If `y=xlnx+"xe"^(x)`. then what is the value of `(dy)/(dx)` at `x=1` ?

To find the value of \(\frac{dy}{dx}\) at \(x=1\) for the function \(y = x \ln x + x e^x\), we will follow these steps: ### Step 1: Differentiate the function We need to differentiate \(y\) with respect to \(x\). The function consists of two parts: \(x \ln x\) and \(x e^x\). We will use the product rule for differentiation, which states that if \(y = u \cdot v\), then \(\frac{dy}{dx} = u \cdot \frac{dv}{dx} + v \cdot \frac{du}{dx}\).
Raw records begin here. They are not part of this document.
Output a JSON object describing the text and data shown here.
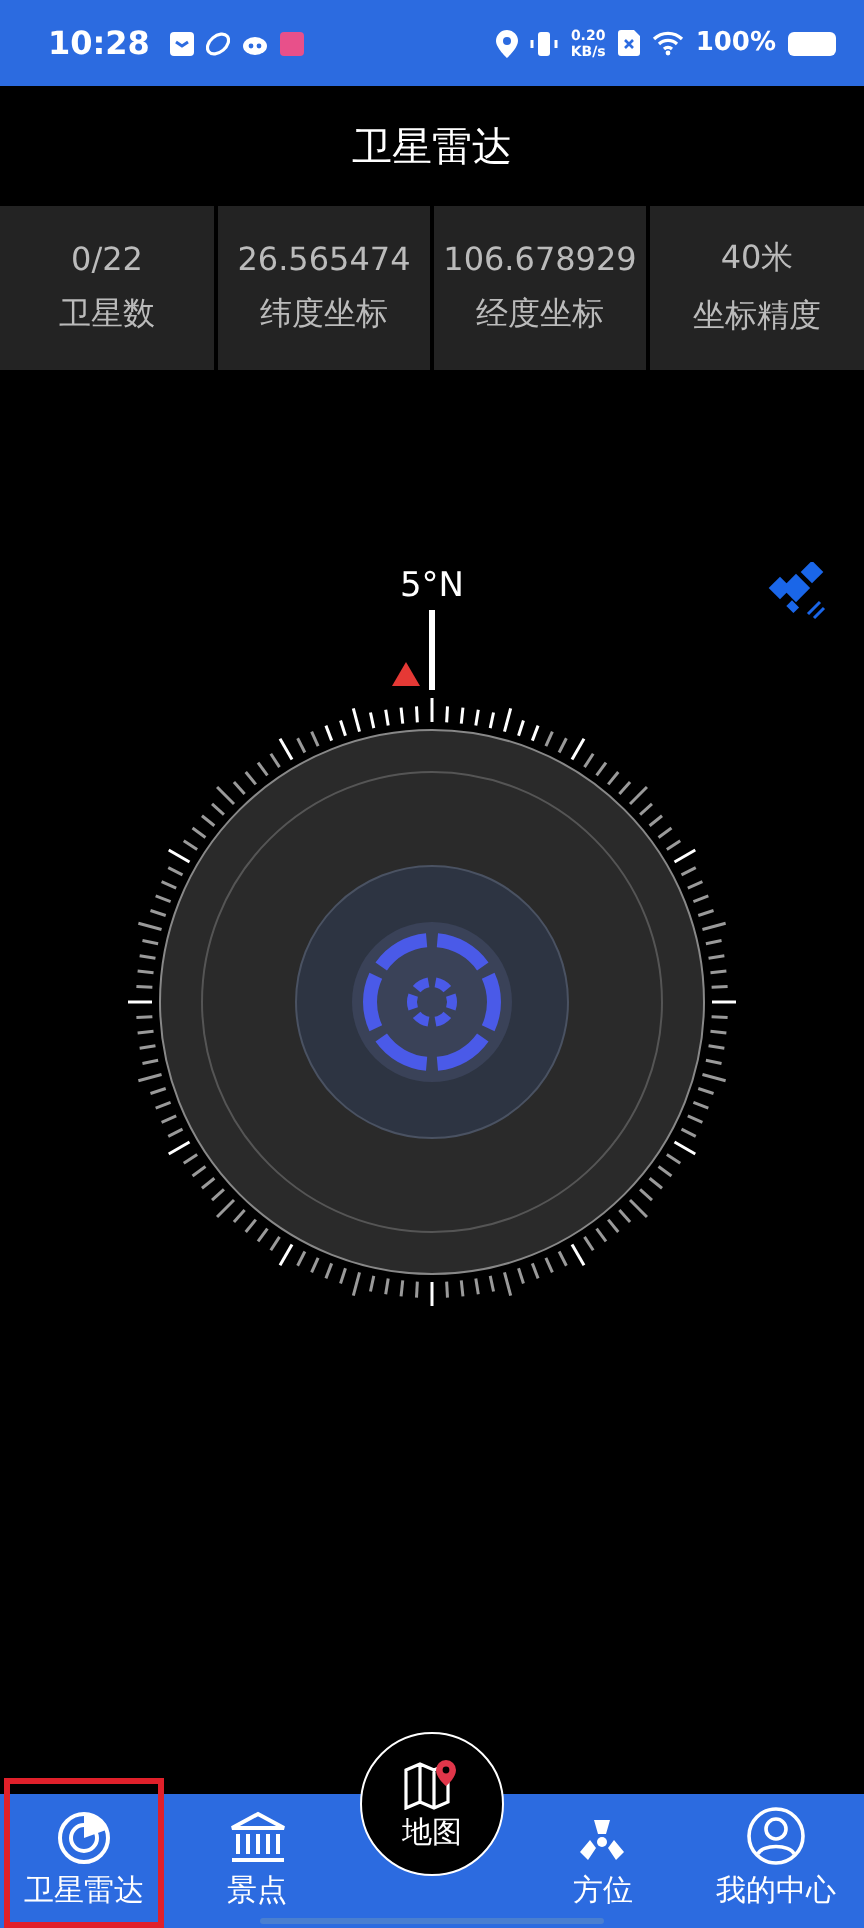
{
  "status_bar": {
    "time": "10:28",
    "speed_value": "0.20",
    "speed_unit": "KB/s",
    "battery": "100%"
  },
  "title": "卫星雷达",
  "stats": [
    {
      "value": "0/22",
      "label": "卫星数"
    },
    {
      "value": "26.565474",
      "label": "纬度坐标"
    },
    {
      "value": "106.678929",
      "label": "经度坐标"
    },
    {
      "value": "40米",
      "label": "坐标精度"
    }
  ],
  "compass": {
    "heading": "5°N"
  },
  "nav": [
    {
      "kind": "radar",
      "label": "卫星雷达",
      "selected": true
    },
    {
      "kind": "bank",
      "label": "景点",
      "selected": false
    },
    {
      "kind": "map",
      "label": "地图",
      "selected": false
    },
    {
      "kind": "direction",
      "label": "方位",
      "selected": false
    },
    {
      "kind": "user",
      "label": "我的中心",
      "selected": false
    }
  ]
}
Let: - \(u_1 = x\) and \(v_1 = \ln x\) for the first term \(x \ln x\) - \(u_2 = x\) and \(v_2 = e^x\) for the second term \(x e^x\) #### Differentiate \(x \ln x\): Using the product rule: \[ \frac{d}{dx}(x \ln x) = x \cdot \frac{d}{dx}(\ln x) + \ln x \cdot \frac{d}{dx}(x) \] \[ = x \cdot \frac{1}{x} + \ln x \cdot 1 = 1 + \ln x \] #### Differentiate \(x e^x\): Using the product rule: \[ \frac{d}{dx}(x e^x) = x \cdot \frac{d}{dx}(e^x) + e^x \cdot \frac{d}{dx}(x) \] \[ = x e^x + e^x \] ### Step 2: Combine the derivatives Now we combine the derivatives of both parts: \[ \frac{dy}{dx} = (1 + \ln x) + (x e^x + e^x) \] \[ = 1 + \ln x + e^x + x e^x \] ### Step 3: Substitute \(x = 1\) Now we substitute \(x = 1\) into the derivative: \[ \frac{dy}{dx} \bigg|_{x=1} = 1 + \ln(1) + e^1 + 1 \cdot e^1 \] Since \(\ln(1) = 0\) and \(e^1 = e\): \[ = 1 + 0 + e + e = 1 + 2e \] ### Final Answer Thus, the value of \(\frac{dy}{dx}\) at \(x = 1\) is: \[ \frac{dy}{dx} \bigg|_{x=1} = 1 + 2e \]